Financial Fitness


What you can do to avoid 401k leakage

Posted at 6:32 AM, Jun 01, 2015
and last updated 2015-06-01 06:32:38-04

It is difficult to think of a context in which the terms “retirement” and “leakage” are a positive combination. That is certainly not the case in a financial context. A study from the Center for Retirement Research at Boston College verifies that with respect to financial “leakage” of retirement programs.

Leakage in this case is a pre-retirement withdrawal from a retirement savings account without replacement — in other words, a permanent removal of funds that drains retirement assets. The study breaks these leakages into three categories: an in-service distribution such as a hardship withdrawal, a cash-out/lump sum distribution typically from leaving a job, and loans taken against 401(k) assets for mortgages or similar large expenses.

The study was done in conjunction with Vanguard, using 2013 data from their 401(k) assets (an approximate 10 percent sample of all 401(k) plans). Each category of leakage was analyzed.

In-Service Withdrawals — In-service withdrawals totaled 1 percent of the collective Vanguard 401(k) assets, with 0.3 percent of those being hardship withdrawals consumed by expenses. Hardship withdrawals are allowed for medical/funeral expenses, post-secondary education, purchase/repair of a primary residence, or to prevent eviction/foreclosure.

The remaining 0.7 percent was non-hardship withdrawals, penalty-free withdrawals after age 59-1/2 but prior to retirement. However, approximately 70 percent of those withdrawals are for money management, rolling them over into IRAs and keeping them as retirement funds — so approximately 0.2 percent (30 percent of 0.7 percent) of non-hardship 401(k) withdrawals are considered leakage lost to retirement purposes. The overall leakage from in-service withdrawals is 0.5 percent of total funds.

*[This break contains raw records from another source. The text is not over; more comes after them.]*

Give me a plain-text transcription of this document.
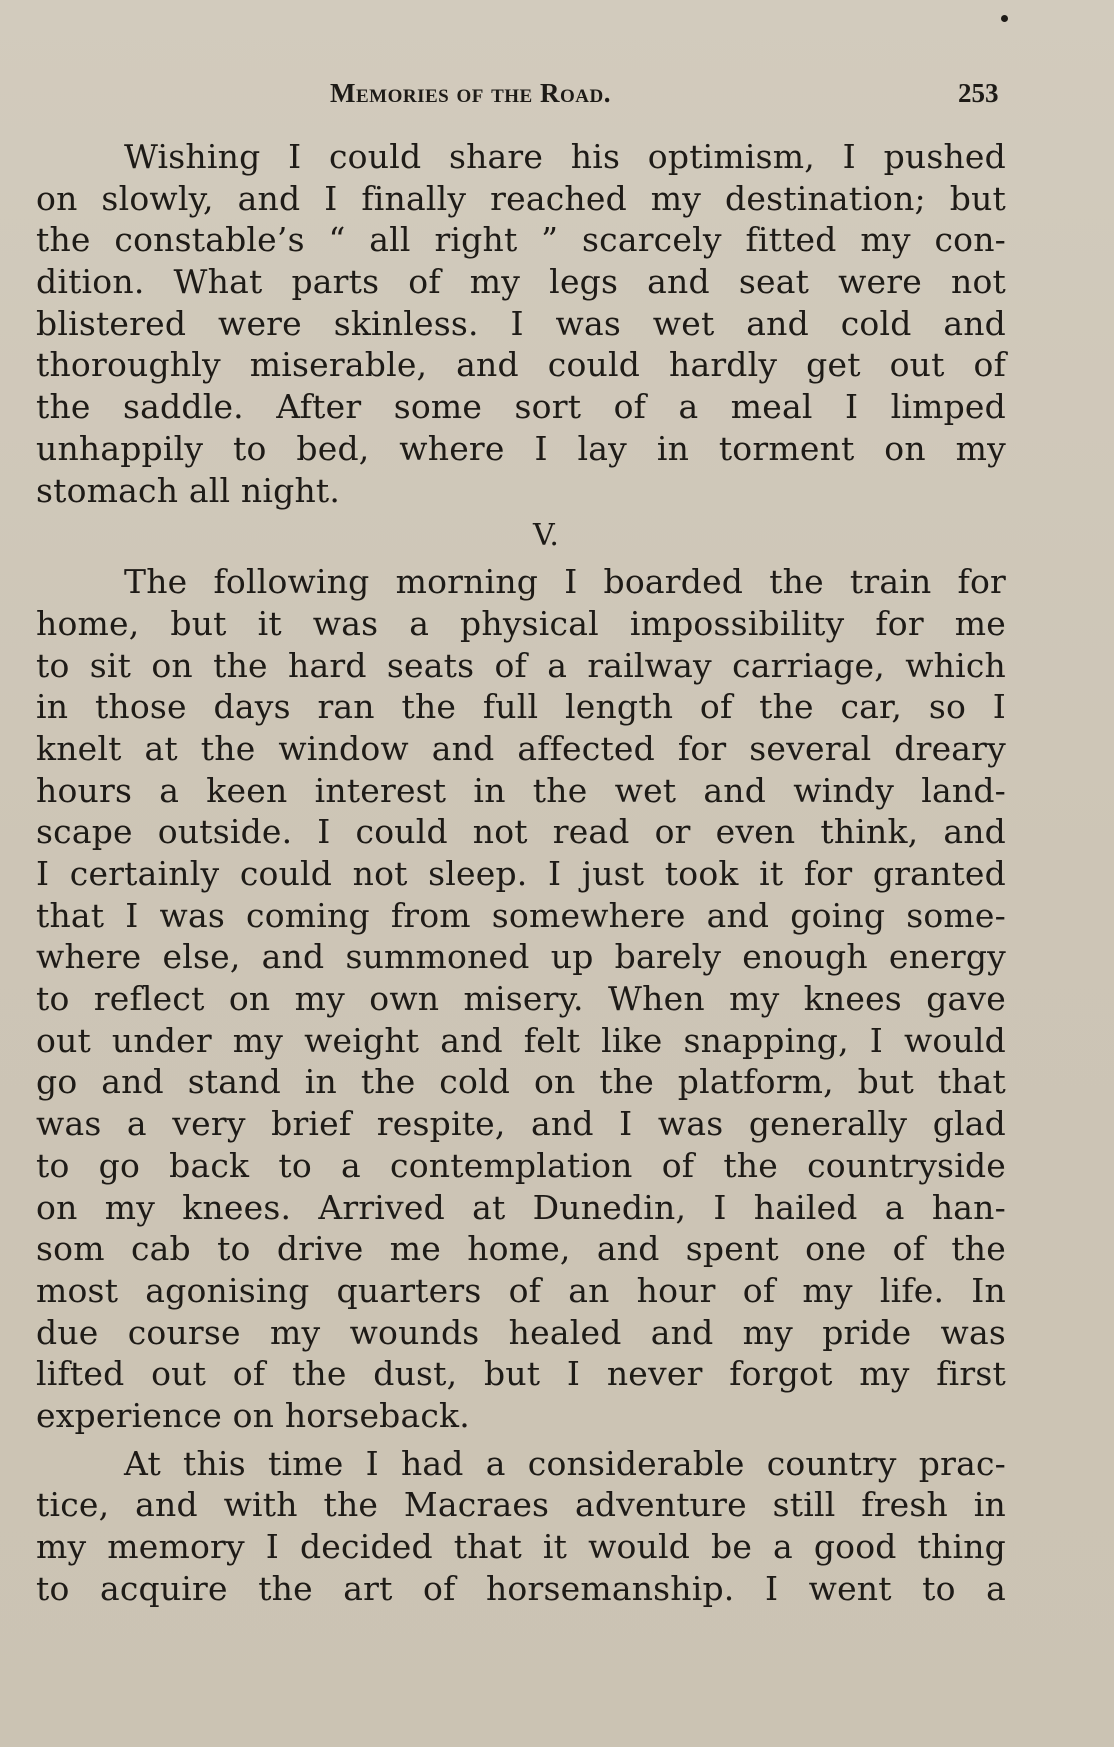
Memories of the Road.	253
Wishing I could share his optimism, I pushed
on slowly, and I finally reached my destination; but
the constable’s “ all right ” scarcely fitted my con-
dition. What parts of my legs and seat were not
blistered were skinless. I was wet and cold and
thoroughly miserable, and could hardly get out of
the saddle. After some sort of a meal I limped
unhappily to bed, where I lay in torment on my
stomach all night.
V.
The following morning I boarded the train for
home, but it was a physical impossibility for me
to sit on the hard seats of a railway carriage, which
in those days ran the full length of the car, so I
knelt at the window and affected for several dreary
hours a keen interest in the wet and windy land-
scape outside. I could not read or even think, and
I certainly could not sleep. I just took it for granted
that I was coming from somewhere and going some-
where else, and summoned up barely enough energy
to reflect on my own misery. When my knees gave
out under my weight and felt like snapping, I would
go and stand in the cold on the platform, but that
was a very brief respite, and I was generally glad
to go back to a contemplation of the countryside
on my knees. Arrived at Dunedin, I hailed a han-
som cab to drive me home, and spent one of the
most agonising quarters of an hour of my life. In
due course my wounds healed and my pride was
lifted out of the dust, but I never forgot my first
experience on horseback.
At this time I had a considerable country prac-
tice, and with the Macraes adventure still fresh in
my memory I decided that it would be a good thing
to acquire the art of horsemanship. I went to a
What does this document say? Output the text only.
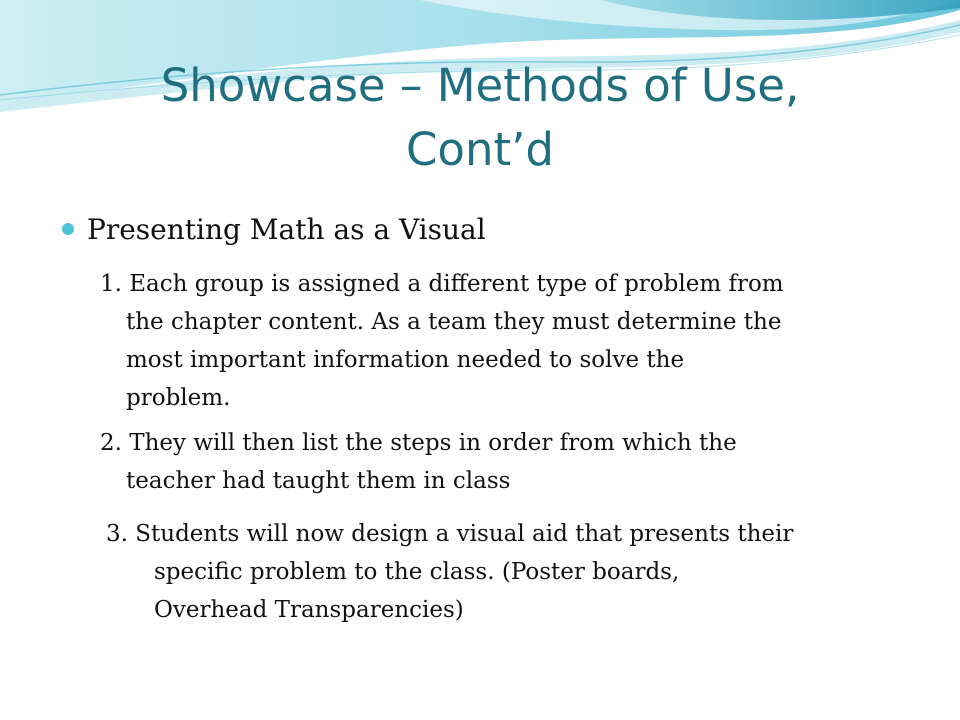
Showcase – Methods of Use,
Cont’d
Presenting Math as a Visual
1. Each group is assigned a different type of problem from
the chapter content. As a team they must determine the
most important information needed to solve the
problem.
2. They will then list the steps in order from which the
teacher had taught them in class
3. Students will now design a visual aid that presents their
specific problem to the class. (Poster boards,
Overhead Transparencies)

Cash-Outs – Approximately 9 percent of the Vanguard 401(k) participants left a job in 2013, representing 6 percent of total funds. The majority either kept the money in the 401(k) or rolled it over into another plan (a new employer’s plan or an IRA). However, approximately 0.5 percent of the total funds were cashed out.

Presumably, this was to live off during a transition; it would generally be foolish tax-wise to take a lump sum and redeposit the funds in a retirement account. Thus, the study reasonably concludes that this 0.5% represents leakage.

Loans – Loans contain some leakage but are the most stable of the withdrawal sources, presumably because the loan is drawn out for a specific planned purchase. Of the Vanguard plans where loans against the 401(k) were available, 18 percent had an outstanding loan in 2013, with 11 percent of those taken out during that year. Loans amounted to 2 percent of plan assets, but due to generally good repayment practices, the leakage from loans was estimated at 0.2 percent.

Across all three sources, the overall leakage was 1.2 percent of assets. That does not sound so bad on the surface, but to illustrate the damage the analysis projected the impact on the average 401(k) balance at age sixty and determined that the 1.2 percent leakage produced a whopping 25 percent reduction in the potential 401(k) wealth. Using a set of assumptions based on the average participant starting at age thirty, the average without leakage was projected at $272,000 compared to $203,000 with leakage.

The study takes a very patrician approach to the issue, essentially arguing that policy should be changed to make it more difficult for people to remove money from 401(k)s, except for limited unpredictable hardship purposes. The report suggests that cash-out options should be eliminated entirely, which is controversial to say the least. The entire report may be found online here.

We may disagree with the recommendations but we support the main premise — except for extreme cases, your savings should stay in your retirement account until you actually retire.